Vorübergehende Sektorsperrung an der Falkenfluh wegen Vogelbrut: Im Sektor "Hohle Gasse" ist der Bereich zwischen den Routen "Blood Sweat 'n Tears" und "Harras" von der Vogelwarte Sempach als gesperrt markiert. Die Sperrung dauert voraussichtlich bis am 15. Juni 2017.

Der Vorstand der IG Klettern Basler Jura lädt alle Interessierten herzlich ein an unsere Jahresversammlung!

Vom 1.1. bis zum 30.6. sind im Klettergebiet "Gerstel" die Sektoren "Grosse S-Wand" und "Stille Wand" saisonal gesperrt.

Die neue Homepage der IG Klettern Basler Jura steht! Eine Überarbeitung war nicht nur optisch, sondern auch technisch dringend notwendig und wir sind froh, dass mit dem Transfer alles gut geklappt hat. Wir hoffen, dass die Seite allen Interessierten eine hilfreiche Informationsplattform sein wird und dass damit dem nachhaltigen Klettern im Basler Jura gut gedient ist.
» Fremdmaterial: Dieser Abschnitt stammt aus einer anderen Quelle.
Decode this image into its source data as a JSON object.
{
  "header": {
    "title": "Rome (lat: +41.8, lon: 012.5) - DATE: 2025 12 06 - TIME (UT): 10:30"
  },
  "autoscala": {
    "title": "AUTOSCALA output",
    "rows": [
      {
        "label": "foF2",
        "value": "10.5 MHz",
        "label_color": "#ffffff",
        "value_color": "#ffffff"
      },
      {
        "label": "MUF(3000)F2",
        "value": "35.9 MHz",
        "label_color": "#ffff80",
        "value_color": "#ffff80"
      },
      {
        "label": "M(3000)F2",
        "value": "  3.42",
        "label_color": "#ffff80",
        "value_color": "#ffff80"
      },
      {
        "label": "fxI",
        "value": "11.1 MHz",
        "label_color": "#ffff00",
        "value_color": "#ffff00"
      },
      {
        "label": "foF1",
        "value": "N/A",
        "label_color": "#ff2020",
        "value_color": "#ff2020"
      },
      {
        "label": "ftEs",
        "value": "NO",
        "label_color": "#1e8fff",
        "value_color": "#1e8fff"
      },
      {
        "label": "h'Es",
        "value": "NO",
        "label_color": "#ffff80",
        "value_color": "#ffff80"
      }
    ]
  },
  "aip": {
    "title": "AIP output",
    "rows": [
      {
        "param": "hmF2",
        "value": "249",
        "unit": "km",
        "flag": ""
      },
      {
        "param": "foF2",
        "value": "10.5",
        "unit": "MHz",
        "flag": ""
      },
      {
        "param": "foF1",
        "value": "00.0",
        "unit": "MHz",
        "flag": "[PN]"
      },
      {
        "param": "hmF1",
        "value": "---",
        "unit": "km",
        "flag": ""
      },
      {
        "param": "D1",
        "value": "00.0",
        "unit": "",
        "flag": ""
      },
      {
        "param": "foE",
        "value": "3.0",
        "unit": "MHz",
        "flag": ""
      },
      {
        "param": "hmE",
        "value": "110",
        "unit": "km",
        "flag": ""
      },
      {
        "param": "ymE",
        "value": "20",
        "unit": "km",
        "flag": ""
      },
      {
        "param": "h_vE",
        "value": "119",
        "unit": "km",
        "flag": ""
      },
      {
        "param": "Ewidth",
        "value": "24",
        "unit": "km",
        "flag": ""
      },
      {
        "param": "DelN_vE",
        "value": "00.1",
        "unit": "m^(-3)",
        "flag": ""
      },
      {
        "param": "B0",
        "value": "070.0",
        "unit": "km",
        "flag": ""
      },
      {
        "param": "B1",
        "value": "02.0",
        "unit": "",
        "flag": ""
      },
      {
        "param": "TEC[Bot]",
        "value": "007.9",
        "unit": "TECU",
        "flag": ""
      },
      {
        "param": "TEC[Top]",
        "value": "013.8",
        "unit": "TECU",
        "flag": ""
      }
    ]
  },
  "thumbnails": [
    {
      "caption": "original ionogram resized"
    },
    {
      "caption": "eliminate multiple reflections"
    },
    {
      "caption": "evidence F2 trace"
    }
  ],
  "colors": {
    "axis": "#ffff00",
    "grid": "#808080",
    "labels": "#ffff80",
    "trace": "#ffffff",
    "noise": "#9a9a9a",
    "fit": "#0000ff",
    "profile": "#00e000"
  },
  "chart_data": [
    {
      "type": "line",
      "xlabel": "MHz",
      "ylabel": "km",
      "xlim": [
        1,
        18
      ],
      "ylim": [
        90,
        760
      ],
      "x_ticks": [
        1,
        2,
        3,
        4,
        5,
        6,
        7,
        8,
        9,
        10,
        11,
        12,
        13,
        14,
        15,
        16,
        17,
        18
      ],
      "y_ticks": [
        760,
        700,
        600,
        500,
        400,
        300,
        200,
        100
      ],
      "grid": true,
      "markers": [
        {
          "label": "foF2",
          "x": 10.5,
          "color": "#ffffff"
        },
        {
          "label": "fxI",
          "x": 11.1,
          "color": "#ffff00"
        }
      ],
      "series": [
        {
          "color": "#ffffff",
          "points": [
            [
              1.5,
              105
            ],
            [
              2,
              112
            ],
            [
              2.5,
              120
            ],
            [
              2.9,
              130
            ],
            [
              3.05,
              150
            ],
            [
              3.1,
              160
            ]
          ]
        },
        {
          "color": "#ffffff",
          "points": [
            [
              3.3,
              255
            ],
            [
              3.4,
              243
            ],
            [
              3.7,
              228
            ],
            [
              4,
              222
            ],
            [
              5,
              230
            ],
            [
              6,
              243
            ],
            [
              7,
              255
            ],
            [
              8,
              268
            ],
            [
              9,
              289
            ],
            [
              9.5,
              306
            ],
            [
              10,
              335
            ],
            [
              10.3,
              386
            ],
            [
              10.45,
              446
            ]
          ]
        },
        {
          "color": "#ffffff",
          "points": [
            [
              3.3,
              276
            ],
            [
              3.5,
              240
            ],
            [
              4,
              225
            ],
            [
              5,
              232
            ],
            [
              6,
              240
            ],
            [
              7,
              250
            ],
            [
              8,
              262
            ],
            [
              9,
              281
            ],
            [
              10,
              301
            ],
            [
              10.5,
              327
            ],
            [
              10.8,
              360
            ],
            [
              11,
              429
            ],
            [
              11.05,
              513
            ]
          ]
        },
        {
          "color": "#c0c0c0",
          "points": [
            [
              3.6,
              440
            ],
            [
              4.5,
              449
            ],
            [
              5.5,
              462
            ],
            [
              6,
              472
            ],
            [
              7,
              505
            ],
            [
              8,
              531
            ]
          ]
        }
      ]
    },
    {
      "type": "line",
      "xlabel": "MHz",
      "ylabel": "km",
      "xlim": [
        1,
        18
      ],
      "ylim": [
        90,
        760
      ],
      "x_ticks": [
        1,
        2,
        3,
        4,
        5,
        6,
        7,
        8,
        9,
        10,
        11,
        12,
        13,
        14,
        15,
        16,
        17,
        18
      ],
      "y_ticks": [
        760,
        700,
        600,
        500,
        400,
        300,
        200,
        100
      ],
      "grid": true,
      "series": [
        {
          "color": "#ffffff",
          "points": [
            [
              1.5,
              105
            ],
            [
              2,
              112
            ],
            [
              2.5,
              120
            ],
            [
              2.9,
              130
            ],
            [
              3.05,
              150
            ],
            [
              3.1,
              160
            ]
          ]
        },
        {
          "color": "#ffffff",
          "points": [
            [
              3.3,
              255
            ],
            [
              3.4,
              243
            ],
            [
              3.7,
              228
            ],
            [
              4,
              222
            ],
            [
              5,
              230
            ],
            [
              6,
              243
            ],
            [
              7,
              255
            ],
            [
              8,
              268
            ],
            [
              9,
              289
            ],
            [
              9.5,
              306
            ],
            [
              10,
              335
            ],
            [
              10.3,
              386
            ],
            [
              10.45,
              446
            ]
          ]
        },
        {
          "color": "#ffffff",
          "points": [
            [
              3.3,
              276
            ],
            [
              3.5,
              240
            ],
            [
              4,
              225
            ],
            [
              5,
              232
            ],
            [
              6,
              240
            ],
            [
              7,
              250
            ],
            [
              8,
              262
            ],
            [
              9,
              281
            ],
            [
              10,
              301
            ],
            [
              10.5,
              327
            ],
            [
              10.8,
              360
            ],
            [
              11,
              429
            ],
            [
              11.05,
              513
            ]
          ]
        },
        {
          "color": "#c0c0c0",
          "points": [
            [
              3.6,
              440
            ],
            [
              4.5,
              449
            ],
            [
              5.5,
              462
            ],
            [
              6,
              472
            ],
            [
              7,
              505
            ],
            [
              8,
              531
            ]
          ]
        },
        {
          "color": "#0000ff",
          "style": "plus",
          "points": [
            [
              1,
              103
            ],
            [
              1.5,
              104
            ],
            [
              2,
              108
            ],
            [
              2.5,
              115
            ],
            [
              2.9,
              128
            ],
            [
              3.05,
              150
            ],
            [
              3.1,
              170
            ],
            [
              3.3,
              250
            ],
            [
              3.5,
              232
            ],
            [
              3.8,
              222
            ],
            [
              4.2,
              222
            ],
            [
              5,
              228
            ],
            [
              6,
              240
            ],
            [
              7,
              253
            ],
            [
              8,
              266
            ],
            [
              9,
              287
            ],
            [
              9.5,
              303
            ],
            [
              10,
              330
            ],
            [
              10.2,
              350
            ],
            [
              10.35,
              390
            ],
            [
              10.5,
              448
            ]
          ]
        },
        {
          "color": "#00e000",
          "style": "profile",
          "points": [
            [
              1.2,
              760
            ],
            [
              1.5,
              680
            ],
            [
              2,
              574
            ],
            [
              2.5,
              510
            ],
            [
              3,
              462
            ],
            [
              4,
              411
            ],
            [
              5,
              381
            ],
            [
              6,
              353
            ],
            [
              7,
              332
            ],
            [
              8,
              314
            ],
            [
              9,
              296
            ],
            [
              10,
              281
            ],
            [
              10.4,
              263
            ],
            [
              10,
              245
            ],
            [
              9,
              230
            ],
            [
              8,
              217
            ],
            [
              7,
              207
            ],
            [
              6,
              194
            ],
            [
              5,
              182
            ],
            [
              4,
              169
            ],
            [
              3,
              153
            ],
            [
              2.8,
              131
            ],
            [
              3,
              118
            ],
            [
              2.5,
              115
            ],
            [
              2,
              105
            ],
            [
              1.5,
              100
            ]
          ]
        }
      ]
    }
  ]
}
An dieser Stelle sei allen fleissigen und kundigen Helferlein ganz herzlich für ihren Einsatz für die neue Homepage gedankt!

Wir entnehmen den kantonalen Informationen, dass geplant ist, vom 27. Juni bis am 20. August 2016 die Strasse von Liestal nach Arlesheim im Bereich Bad Schauenburg bis Schönmatt zu sanieren. Der Abschnitt ist in dieser Zeit für jeglichen Verkehr gesperrt.

Die Zufahrt zur Schauenburgerfluh erfolgt daher ab Frenkendorf oder Liestal gemäss oben abgebildetem Kartenausschnitt bis zum offiziellen Parkplatz. Ab dort ist generelles Fahrverbot und somit ist mit einem Zustieg von gut 35 Minuten Fussmarsch bis zur Fluh zu rechnen.